Culture makes a significant difference in how effective your association is at recruiting and retaining members and generating revenue. In many ways, culture is like personality. It’s the values, beliefs, underlying assumptions, experiences, and habits that create your association’s behavior and ways of working together.
And here’s why culture matters: Because younger generations are driven by personal happiness. They refuse to engage in anything negative, challenging, or draining of their time and energy. They will also refuse to engage in a culture that isn’t open to them. Your association could have a great culture as it relates to customer-service, but fall short on technology or engaging young people as board members and committee leaders.
Bottom line: You must eliminate the negative and accentuate the positive to engage your next generation membership.

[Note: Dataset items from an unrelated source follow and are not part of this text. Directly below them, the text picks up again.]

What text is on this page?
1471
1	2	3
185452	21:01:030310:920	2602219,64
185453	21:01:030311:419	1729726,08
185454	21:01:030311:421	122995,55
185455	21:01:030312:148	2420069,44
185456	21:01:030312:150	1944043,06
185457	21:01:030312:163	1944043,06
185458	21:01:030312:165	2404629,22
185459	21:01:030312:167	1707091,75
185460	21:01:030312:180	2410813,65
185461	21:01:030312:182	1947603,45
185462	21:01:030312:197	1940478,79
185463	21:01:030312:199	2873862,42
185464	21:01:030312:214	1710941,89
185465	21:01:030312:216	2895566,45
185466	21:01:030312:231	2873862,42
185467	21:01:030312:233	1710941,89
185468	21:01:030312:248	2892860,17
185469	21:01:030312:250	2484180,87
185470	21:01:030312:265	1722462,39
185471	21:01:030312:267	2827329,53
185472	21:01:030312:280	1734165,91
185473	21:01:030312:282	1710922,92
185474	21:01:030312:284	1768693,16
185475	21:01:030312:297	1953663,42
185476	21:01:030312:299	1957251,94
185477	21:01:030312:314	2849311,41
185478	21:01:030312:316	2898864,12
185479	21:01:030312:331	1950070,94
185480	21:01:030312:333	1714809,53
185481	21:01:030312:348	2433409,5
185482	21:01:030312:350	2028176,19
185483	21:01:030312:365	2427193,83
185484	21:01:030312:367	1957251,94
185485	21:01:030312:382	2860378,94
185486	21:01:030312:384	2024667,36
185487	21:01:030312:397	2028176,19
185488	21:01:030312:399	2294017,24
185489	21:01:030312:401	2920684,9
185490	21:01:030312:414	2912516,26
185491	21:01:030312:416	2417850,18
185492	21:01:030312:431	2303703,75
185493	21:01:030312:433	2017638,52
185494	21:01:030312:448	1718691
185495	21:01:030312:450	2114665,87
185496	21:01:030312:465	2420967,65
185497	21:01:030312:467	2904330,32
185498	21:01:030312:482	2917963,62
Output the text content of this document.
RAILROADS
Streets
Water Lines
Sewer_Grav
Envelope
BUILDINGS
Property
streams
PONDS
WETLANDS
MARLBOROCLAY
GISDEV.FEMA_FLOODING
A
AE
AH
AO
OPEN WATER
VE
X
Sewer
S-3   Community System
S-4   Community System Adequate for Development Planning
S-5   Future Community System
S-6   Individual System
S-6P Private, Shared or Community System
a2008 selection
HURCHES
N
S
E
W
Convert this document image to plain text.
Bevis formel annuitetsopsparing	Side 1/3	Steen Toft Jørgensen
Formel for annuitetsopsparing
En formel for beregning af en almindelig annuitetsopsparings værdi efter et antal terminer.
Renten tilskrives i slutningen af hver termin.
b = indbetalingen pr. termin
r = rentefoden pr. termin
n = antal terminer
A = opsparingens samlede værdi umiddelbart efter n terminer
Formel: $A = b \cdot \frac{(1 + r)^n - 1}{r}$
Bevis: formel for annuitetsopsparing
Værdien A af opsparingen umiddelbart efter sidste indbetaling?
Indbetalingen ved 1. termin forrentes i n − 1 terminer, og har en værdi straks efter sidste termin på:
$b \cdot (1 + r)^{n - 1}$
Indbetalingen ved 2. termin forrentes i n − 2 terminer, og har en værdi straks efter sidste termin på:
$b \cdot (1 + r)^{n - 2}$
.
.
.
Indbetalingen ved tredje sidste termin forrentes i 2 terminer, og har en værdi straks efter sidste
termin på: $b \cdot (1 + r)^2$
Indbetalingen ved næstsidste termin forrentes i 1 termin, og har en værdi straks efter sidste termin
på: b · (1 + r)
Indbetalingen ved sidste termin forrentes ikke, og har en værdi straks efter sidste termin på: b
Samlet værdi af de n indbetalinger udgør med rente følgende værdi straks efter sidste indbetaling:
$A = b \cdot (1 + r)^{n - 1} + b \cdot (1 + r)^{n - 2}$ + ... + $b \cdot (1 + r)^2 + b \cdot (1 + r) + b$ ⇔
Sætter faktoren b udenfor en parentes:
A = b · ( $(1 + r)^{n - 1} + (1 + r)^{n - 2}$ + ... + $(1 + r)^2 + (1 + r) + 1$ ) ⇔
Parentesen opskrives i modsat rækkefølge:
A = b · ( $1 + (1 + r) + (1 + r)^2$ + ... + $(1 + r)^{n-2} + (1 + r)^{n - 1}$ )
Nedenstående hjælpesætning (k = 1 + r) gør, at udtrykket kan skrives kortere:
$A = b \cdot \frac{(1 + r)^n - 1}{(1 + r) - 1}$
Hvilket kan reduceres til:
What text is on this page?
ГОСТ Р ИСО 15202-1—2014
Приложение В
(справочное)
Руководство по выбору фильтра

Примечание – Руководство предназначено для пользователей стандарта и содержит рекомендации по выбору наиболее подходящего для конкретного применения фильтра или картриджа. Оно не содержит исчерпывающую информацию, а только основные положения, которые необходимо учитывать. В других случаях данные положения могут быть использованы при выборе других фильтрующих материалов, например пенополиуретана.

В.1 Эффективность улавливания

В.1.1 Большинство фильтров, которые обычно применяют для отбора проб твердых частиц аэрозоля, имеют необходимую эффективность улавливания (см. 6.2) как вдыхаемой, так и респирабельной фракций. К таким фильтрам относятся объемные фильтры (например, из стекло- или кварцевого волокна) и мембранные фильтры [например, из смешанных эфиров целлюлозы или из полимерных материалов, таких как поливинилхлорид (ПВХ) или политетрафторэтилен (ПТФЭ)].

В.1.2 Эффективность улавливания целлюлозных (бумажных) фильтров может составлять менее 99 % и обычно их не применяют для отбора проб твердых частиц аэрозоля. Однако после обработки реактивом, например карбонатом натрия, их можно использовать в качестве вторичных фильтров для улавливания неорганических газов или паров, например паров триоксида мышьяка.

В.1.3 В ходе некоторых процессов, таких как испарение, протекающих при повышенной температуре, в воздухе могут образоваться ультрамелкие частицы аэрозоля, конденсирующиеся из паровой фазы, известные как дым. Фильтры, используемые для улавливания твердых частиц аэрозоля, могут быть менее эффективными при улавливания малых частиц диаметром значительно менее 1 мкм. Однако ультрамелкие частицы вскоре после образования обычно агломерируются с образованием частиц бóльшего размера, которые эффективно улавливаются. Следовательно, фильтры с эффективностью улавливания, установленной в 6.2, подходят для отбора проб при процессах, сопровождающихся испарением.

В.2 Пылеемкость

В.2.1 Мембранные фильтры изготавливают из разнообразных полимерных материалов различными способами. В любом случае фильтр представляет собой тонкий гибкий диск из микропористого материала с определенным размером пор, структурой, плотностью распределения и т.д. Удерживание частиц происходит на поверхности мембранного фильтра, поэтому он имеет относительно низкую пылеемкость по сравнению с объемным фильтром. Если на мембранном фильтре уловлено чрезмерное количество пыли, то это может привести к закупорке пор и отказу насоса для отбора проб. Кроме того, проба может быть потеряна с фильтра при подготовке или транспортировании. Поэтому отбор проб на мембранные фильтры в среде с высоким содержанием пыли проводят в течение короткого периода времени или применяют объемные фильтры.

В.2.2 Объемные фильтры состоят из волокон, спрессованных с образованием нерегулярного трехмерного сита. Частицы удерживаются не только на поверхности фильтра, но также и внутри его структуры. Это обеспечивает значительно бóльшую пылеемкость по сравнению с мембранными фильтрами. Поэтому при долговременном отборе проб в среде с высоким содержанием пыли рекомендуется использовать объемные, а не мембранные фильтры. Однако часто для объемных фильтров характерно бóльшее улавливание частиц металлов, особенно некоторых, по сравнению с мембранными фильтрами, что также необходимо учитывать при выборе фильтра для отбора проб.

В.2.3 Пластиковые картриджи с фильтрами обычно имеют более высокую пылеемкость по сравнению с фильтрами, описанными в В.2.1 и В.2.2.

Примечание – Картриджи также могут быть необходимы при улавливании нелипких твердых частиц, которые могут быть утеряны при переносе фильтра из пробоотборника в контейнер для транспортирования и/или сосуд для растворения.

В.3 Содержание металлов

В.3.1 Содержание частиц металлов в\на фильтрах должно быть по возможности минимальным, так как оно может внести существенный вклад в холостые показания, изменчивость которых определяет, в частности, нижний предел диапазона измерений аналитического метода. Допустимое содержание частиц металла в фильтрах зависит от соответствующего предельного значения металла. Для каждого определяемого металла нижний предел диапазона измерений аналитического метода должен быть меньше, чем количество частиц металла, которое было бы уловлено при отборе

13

From here on out, associations will constantly answer the question “what’s in it for me?” You’re being tested. You need to prove your worth. So, how do you prove valuable membership? Ask yourself and answer (honestly) the following questions:
- What does your association do?
- What is a key benefit for joining your association (hint: it’s not networking)
- How does your association add value?
- What would happen if your association was gone tomorrow? What happens then?
- What is your cost-to-value ratio? Can you point to ROI (return on investment)?
If you are reconsidering your dues structure, it should be because you want to make it easier for prospects to join, to acquire members in new audiences, to enable better service, or to correct unprofitable equations, not to increase short-term cash flow. Doing this will miss the mark to build long-term relationships and remain sustainable.
So yes, while associations may be increasing in headquarters and organization numbers, we are still at a point of much-needed sustainability and growth when it comes to membership. How will you eliminate the competition and create your monopoly must-haves?